Since the world has synchronously shifted its focus away from trivial things like climate change and equitable economic development to more important goals like putting RGB LEDs into almost everything and enlisting rockets to lift billionaires into space so they can look further down their noses at the rest of us, it comes as no surprise that the LP85 comes with some mission-to-Mars worthy flickering LED goodness.
The LP85 has an absolutely wonderful array of LEDs backlighting the keycaps with very little light bleeding out from around the keycaps. LEDs have excellent color saturation and brightness. My CoolerMaster Master Keys Lite, which comes as a budget keyboard-mouse combo package, has LED backlighting, but the colors are washed out with little saturation to the color.
The backlighting also bleeds all around the keys, which can look very nice when you have a single color, but any polychromatic setting causes the light to mix. LP85, though, does not have these issues. The colors do not interfere from one key to the next. The color saturation and isolation make the key labels really pop out.
There are 19 different lighting animations that are configurable as polychromatic or single color, as well as the level of brightness, and interestingly, you can reverse the direction of the animation. The LP85 doesn’t allow for tuning of a specific color, you must pick from the presets. However, between the 19 animation modes, animation reversal, the nine color modes (eight colors plus polychromatic), and the animation speed adjustment, you’ll be hard-pressed to find something you don’t like, even if that’s a static backlight or no backlighting at all.
The backlight animation that I really enjoy is one that lights up all of the keys in a pulse that fades away, but all keys pulse at different times, and each pulse brings a new color. It makes for a fairly random key and color combination that is quite mesmerizing.
There doesn’t appear to be any software for configuring the backlight or any other functionality. This isn’t surprising as many manufacturers have options for the same “driverless” RGB LED experience. I personally think that a combination of software and driverless control would allow for maximum flexibility and minimum dependency, which would be ideal.

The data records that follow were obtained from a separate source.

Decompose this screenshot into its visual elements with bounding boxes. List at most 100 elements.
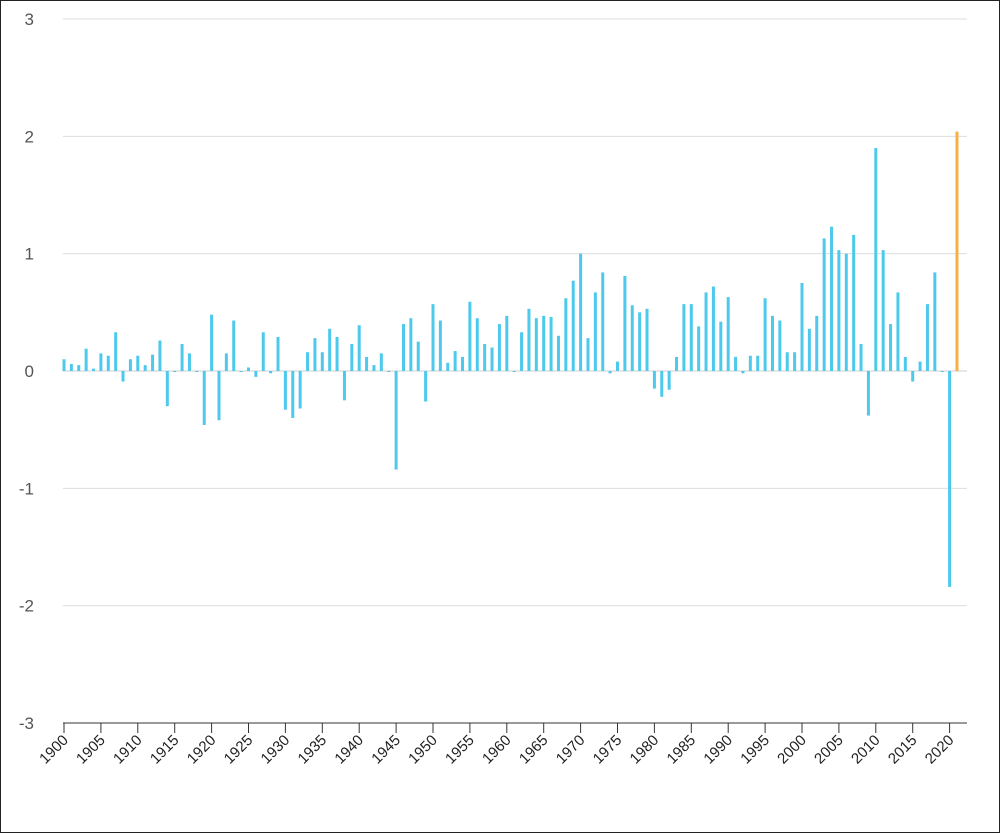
bar xyxy=(306,352,310,371)
bar xyxy=(158,340,162,371)
bar xyxy=(911,371,915,382)
bar xyxy=(711,286,715,371)
bar xyxy=(232,320,236,371)
bar xyxy=(800,283,804,371)
bar xyxy=(416,341,420,371)
bar xyxy=(379,353,383,371)
bar xyxy=(342,371,346,401)
bar xyxy=(616,361,619,371)
bar xyxy=(556,335,560,371)
y-tick-label: -1 xyxy=(19,479,34,498)
bar xyxy=(726,297,730,371)
x-axis xyxy=(63,722,967,733)
y-tick-label: 3 xyxy=(25,10,34,29)
bar xyxy=(195,371,199,372)
bar xyxy=(180,344,184,371)
bar xyxy=(948,371,952,587)
x-tick-labels: 1900 1905 1910 1915 1920 1925 1930 1935 1940 1945… xyxy=(36,732,957,768)
bar xyxy=(261,332,265,371)
bar xyxy=(933,272,937,371)
bar xyxy=(652,371,656,389)
x-tick-label: 1950 xyxy=(405,732,441,768)
bar xyxy=(534,318,538,371)
bar xyxy=(844,253,848,371)
bar xyxy=(918,361,922,371)
bar xyxy=(748,355,752,371)
bar xyxy=(313,338,317,371)
bar xyxy=(490,347,494,371)
bar xyxy=(254,371,258,377)
bar xyxy=(283,371,287,410)
bar xyxy=(475,318,479,371)
bar xyxy=(852,234,856,371)
x-tick-label: 1920 xyxy=(184,732,220,768)
bar xyxy=(217,371,221,421)
bar xyxy=(793,352,797,371)
bar xyxy=(571,280,575,371)
bar xyxy=(298,371,302,409)
bar xyxy=(187,353,191,371)
bar xyxy=(512,371,516,372)
bar xyxy=(889,324,893,371)
y-tick-label: 1 xyxy=(25,245,34,264)
bar xyxy=(128,359,132,371)
bar xyxy=(579,253,583,371)
bar xyxy=(763,298,767,371)
bar xyxy=(202,371,206,425)
bar xyxy=(822,238,826,371)
bar xyxy=(247,367,250,371)
x-tick-label: 1940 xyxy=(331,732,367,768)
bar xyxy=(778,320,782,371)
bar xyxy=(660,371,664,397)
bar xyxy=(239,371,243,372)
bar xyxy=(468,301,472,371)
x-tick-label: 1975 xyxy=(590,732,626,768)
bar xyxy=(608,371,612,374)
y-tick-label: -3 xyxy=(19,714,34,733)
x-tick-label: 1985 xyxy=(664,732,700,768)
bar xyxy=(645,308,649,371)
x-tick-label: 2020 xyxy=(922,732,958,768)
bar xyxy=(350,344,354,371)
bar xyxy=(527,308,531,371)
bar xyxy=(269,371,273,374)
bar xyxy=(549,317,553,371)
bar xyxy=(99,353,103,371)
bar xyxy=(114,332,118,371)
bar xyxy=(704,292,708,371)
x-tick-label: 1980 xyxy=(627,732,663,768)
x-tick-label: 1970 xyxy=(553,732,589,768)
bar xyxy=(630,305,634,371)
y-tick-label: 2 xyxy=(25,127,34,146)
bar xyxy=(320,352,324,371)
bar xyxy=(756,355,760,371)
bar xyxy=(497,324,501,371)
x-tick-label: 1900 xyxy=(36,732,72,768)
x-tick-label: 1935 xyxy=(295,732,331,768)
bar xyxy=(903,356,907,371)
y-tick-label: -2 xyxy=(19,597,34,616)
bar xyxy=(719,321,723,371)
bar xyxy=(697,326,701,371)
bar xyxy=(210,314,214,371)
x-tick-label: 1960 xyxy=(479,732,515,768)
bar xyxy=(409,318,413,371)
bar xyxy=(365,356,369,371)
bar xyxy=(586,338,590,371)
x-tick-label: 1930 xyxy=(258,732,294,768)
bar xyxy=(940,371,944,372)
bar xyxy=(564,298,568,371)
bar xyxy=(601,272,605,371)
bar xyxy=(438,320,442,371)
x-tick-label: 1945 xyxy=(368,732,404,768)
bar xyxy=(542,315,546,371)
bar xyxy=(69,363,73,371)
bar xyxy=(623,275,627,371)
bar xyxy=(62,359,66,371)
bar xyxy=(785,352,789,371)
bar xyxy=(815,315,819,371)
x-tick-label: 1925 xyxy=(221,732,257,768)
bar xyxy=(136,355,140,371)
bars xyxy=(62,131,959,587)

I’m quite impressed with this keyboard. I don’t think it would ever be my daily driver because the layout doesn’t align with my preferences. But it is certainly a nice keyboard and I think that I would accept the layout over a less satisfying typing experience on a Windows targeted keyboard. The Vissles LP85 offers an interesting variety of features for a keyboard and feels, to me, like a quality product that many will appreciate.